| A | B | C | D | E | F | G | H | I | J | K | l | M | N | O | P | Q | R | S | T | U | V | W | X | Y | Z |
(BRUINRUG)GOUDMUS (Passer luteus) (Lichtenstein, 1823)
VERSPREIDING
Afrika, van Ethiopië tot Nigeria.
GROOTEE
Ongeveer 13 tot 14 centimeter.
GESLACHTSONDERSCHEID De mannetjes zijn geel van kleur met grijs- bruine vleugels, rug en staart. Bij de vrouwtjes mist het geel en hun kleur is een tint lichter dan die op de rug, vleugels en staart van het mannetje.
SOCIALE EIGENSCHAPPEN
Deze vogels kunnen het zowel onderling als met andere volièrebewoners prima vinden. U houdt deze sociale vogels niet als eenling, maar bij voorkeur als koppel of in een klein groepje.
GESCHIKTE BEHUIZING
Bruinruggoudmussen kunnen zowel in een buiten als kamervolière gehouden worden, maar u kunt ook een koppel tijdelijk in een ruime broedkooi onderbrengen. De dieren hebben behoefte aan beschutting in de vorm van struikjes of takjes. In een ‘kale’ kooi of volière voelen ze zich zelden op hun gemak. De buitenvolière is bij voorkeur overkapt en is op een beschutte plaats gesitueerd, waar het niet kan inregenen.
OMGEVINGSTEMPERATUUR
Deze vogels kunnen doorgaans prima in een buitenvoliëre gehouden worden.
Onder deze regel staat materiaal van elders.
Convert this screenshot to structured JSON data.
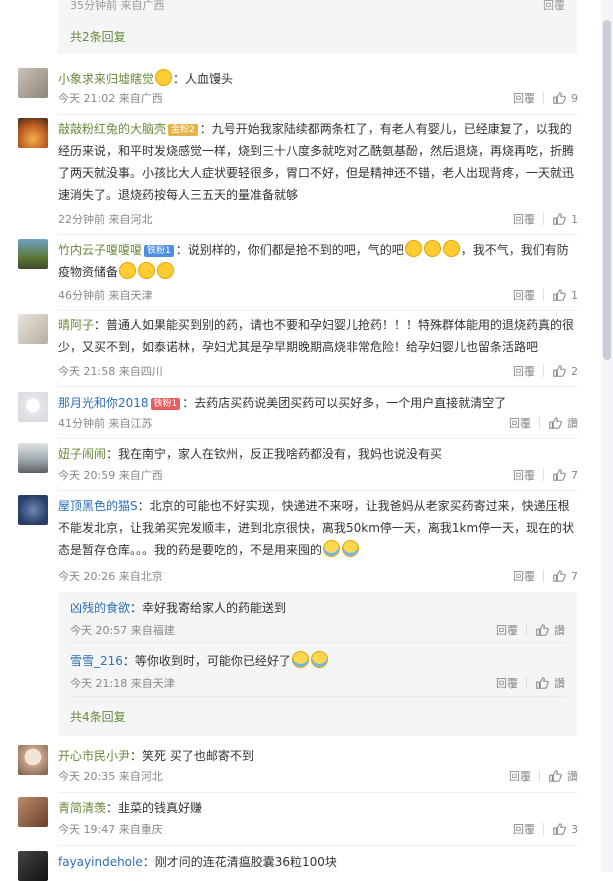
{
  "top_block": {
    "cut_meta": "35分钟前 来自广西",
    "cut_reply": "回覆",
    "more_replies": "共2条回复"
  },
  "comments": [
    {
      "user": "小象求来归墟瞎觉",
      "text": "：人血馒头",
      "time": "今天 21:02 来自广西",
      "reply": "回覆",
      "likes": "9"
    },
    {
      "user": "敲敲粉红兔的大脑壳",
      "badge": "金粉2",
      "text": "：九号开始我家陆续都两条杠了，有老人有婴儿，已经康复了，以我的经历来说，和平时发烧感觉一样，烧到三十八度多就吃对乙酰氨基酚，然后退烧，再烧再吃，折腾了两天就没事。小孩比大人症状要轻很多，胃口不好，但是精神还不错，老人出现背疼，一天就迅速消失了。退烧药按每人三五天的量准备就够",
      "time": "22分钟前 来自河北",
      "reply": "回覆",
      "likes": "1"
    },
    {
      "user": "竹内云子嗄嗄嗄",
      "badge": "铁粉1",
      "text": "：说别样的，你们都是抢不到的吧，气的吧",
      "text2": "，我不气，我们有防疫物资储备",
      "time": "46分钟前 来自天津",
      "reply": "回覆",
      "likes": "1"
    },
    {
      "user": "晴阿子",
      "text": "：普通人如果能买到别的药，请也不要和孕妇婴儿抢药！！！特殊群体能用的退烧药真的很少，又买不到，如泰诺林，孕妇尤其是孕早期晚期高烧非常危险！给孕妇婴儿也留条活路吧",
      "time": "今天 21:58 来自四川",
      "reply": "回覆",
      "likes": "2"
    },
    {
      "user": "那月光和你2018",
      "badge": "铁粉1",
      "text": "：去药店买药说美团买药可以买好多，一个用户直接就清空了",
      "time": "41分钟前 来自江苏",
      "reply": "回覆",
      "likes": "讚"
    },
    {
      "user": "妞子闹闹",
      "text": "：我在南宁，家人在钦州，反正我啥药都没有，我妈也说没有买",
      "time": "今天 20:59 来自广西",
      "reply": "回覆",
      "likes": "7"
    },
    {
      "user": "屋顶黑色的猫S",
      "text": "：北京的可能也不好实现，快递进不来呀，让我爸妈从老家买药寄过来，快递压根不能发北京，让我弟买完发顺丰，进到北京很快，离我50km停一天，离我1km停一天，现在的状态是暂存仓库。。。我的药是要吃的，不是用来囤的",
      "time": "今天 20:26 来自北京",
      "reply": "回覆",
      "likes": "7"
    }
  ],
  "replies": [
    {
      "user": "凶残的食欲",
      "text": "：幸好我寄给家人的药能送到",
      "time": "今天 20:57 来自福建",
      "reply": "回覆",
      "likes": "讚"
    },
    {
      "user": "雪雪_216",
      "text": "：等你收到时，可能你已经好了",
      "time": "今天 21:18 来自天津",
      "reply": "回覆",
      "likes": "讚"
    }
  ],
  "replies_more": "共4条回复",
  "comments2": [
    {
      "user": "开心市民小尹",
      "text": "：笑死 买了也邮寄不到",
      "time": "今天 20:35 来自河北",
      "reply": "回覆",
      "likes": "讚"
    },
    {
      "user": "青简清羡",
      "text": "：韭菜的钱真好赚",
      "time": "今天 19:47 来自重庆",
      "reply": "回覆",
      "likes": "3"
    },
    {
      "user": "fayayindehole",
      "text": "：刚才问的连花清瘟胶囊36粒100块"
    }
  ],
  "colors": {
    "accent_link": "#2d6fb5",
    "reply_more": "#6a8a3a",
    "reply_bg": "#f4f5f7"
  }
}
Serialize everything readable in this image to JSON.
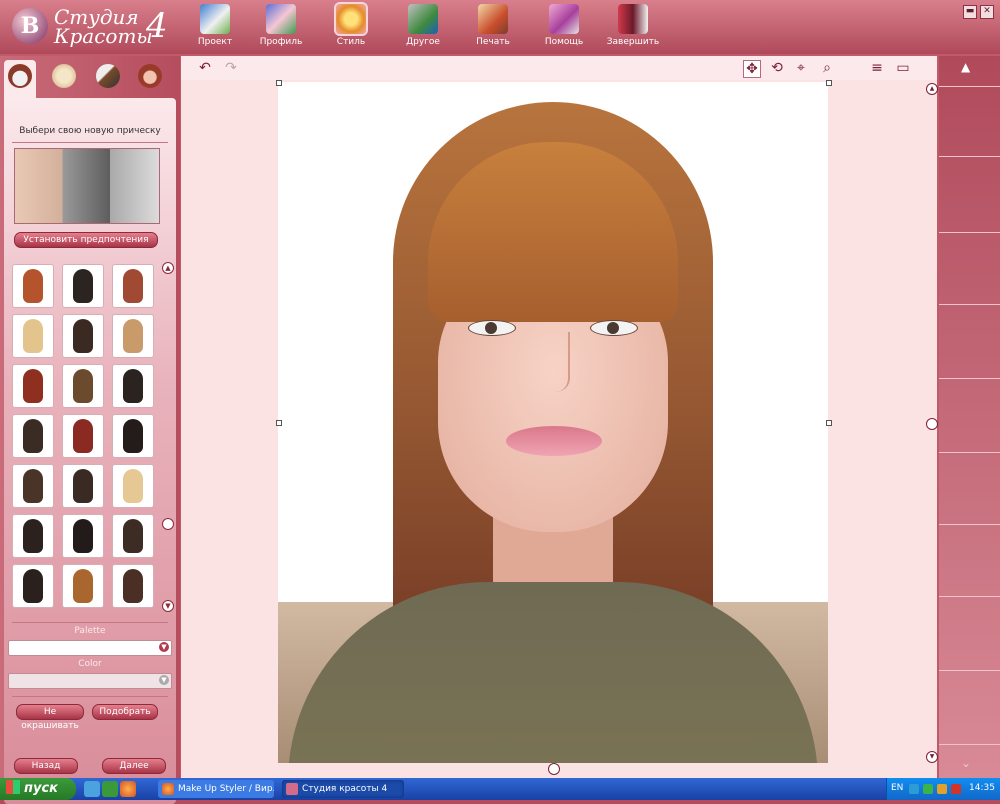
{
  "app": {
    "logo": {
      "line1": "Студия",
      "line2": "Красоты",
      "number": "4"
    }
  },
  "menu": [
    {
      "label": "Проект",
      "icon": "project-icon"
    },
    {
      "label": "Профиль",
      "icon": "profile-icon"
    },
    {
      "label": "Стиль",
      "icon": "style-icon",
      "active": true
    },
    {
      "label": "Другое",
      "icon": "other-icon"
    },
    {
      "label": "Печать",
      "icon": "print-icon"
    },
    {
      "label": "Помощь",
      "icon": "help-icon"
    },
    {
      "label": "Завершить",
      "icon": "exit-icon"
    }
  ],
  "window_controls": {
    "minimize": "▬",
    "close": "✕"
  },
  "left_panel": {
    "prompt": "Выбери свою новую прическу",
    "preferences_button": "Установить предпочтения",
    "palette_label": "Palette",
    "color_label": "Color",
    "no_color_button": "Не окрашивать",
    "pick_button": "Подобрать",
    "back_button": "Назад",
    "next_button": "Далее"
  },
  "toolbar": {
    "undo": "↶",
    "redo": "↷",
    "move": "✥",
    "rotate": "⟲",
    "center": "⌖",
    "zoom": "⌕",
    "menu": "≡",
    "view": "▭"
  },
  "right_panel": {
    "up": "▲",
    "down": "⌄"
  },
  "taskbar": {
    "start_label": "пуск",
    "tasks": [
      {
        "label": "Make Up Styler / Вир...",
        "icon": "firefox-icon"
      },
      {
        "label": "Студия красоты 4",
        "icon": "beauty-studio-icon",
        "active": true
      }
    ],
    "language": "EN",
    "clock": "14:35"
  },
  "colors": {
    "accent": "#b54c5c",
    "panel": "#fbe9ec",
    "canvas": "#fbe2e3",
    "taskbar": "#245edb",
    "start": "#3c9a3c"
  }
}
Wanneer ze de beschikking hebben over een goed geïsoleerd en vorstvrij nachthok is verwarming in de winter doorgaans niet nodig.
VOEDSEL
Een zaadmengsel voor tropische vogels, wat groenvoer met name halfrijpe graszaden en universeel en insectenpaté, in de kweektijd aangevuld met levende insecten en eivoer, vormen een prima menu voor deze vogels. Grit en maagkiezel horen altijd in voldoende mate aanwezig te zijn.
ACTIVITEITEN
Bruinruggoudmussen zijn beweeglijke en vrij schuwe vogels. Vooral in kale ruimten en kleine kooien kunnen ze behoorlijk schrikachtig zijn. De mannetjes van deze soort zingen.
KWEEK
Bruinruggoudmussen nestelen in een klein formaat nestkastje, bijvoorbeeld een traliekastje, een gesloten of een halfopen broedblokje. Het vrouwtje legt gemiddeld 3 tot 4 eitjes die groen van kleur zijn met zwarte stipjes. Ze worden in ongeveer 11 tot 13 dagen door het vrouwtje uitgebroed. De jongen worden in hoofdzaak gevoerd met diverse insecten in verschillende stadia, zoals geknipte meelwormen en buffalowormpjes, maar ook wel met universeel en eivoer. Wanneer ze ongeveer twee weken oud zijn, vliegen de jongen uit. Ze worden dan nog een week of twee door de ouders begeleid en gevoerd. Een kweekstel in goede conditie kan meerdere broedsels per seizoen grootbrengen.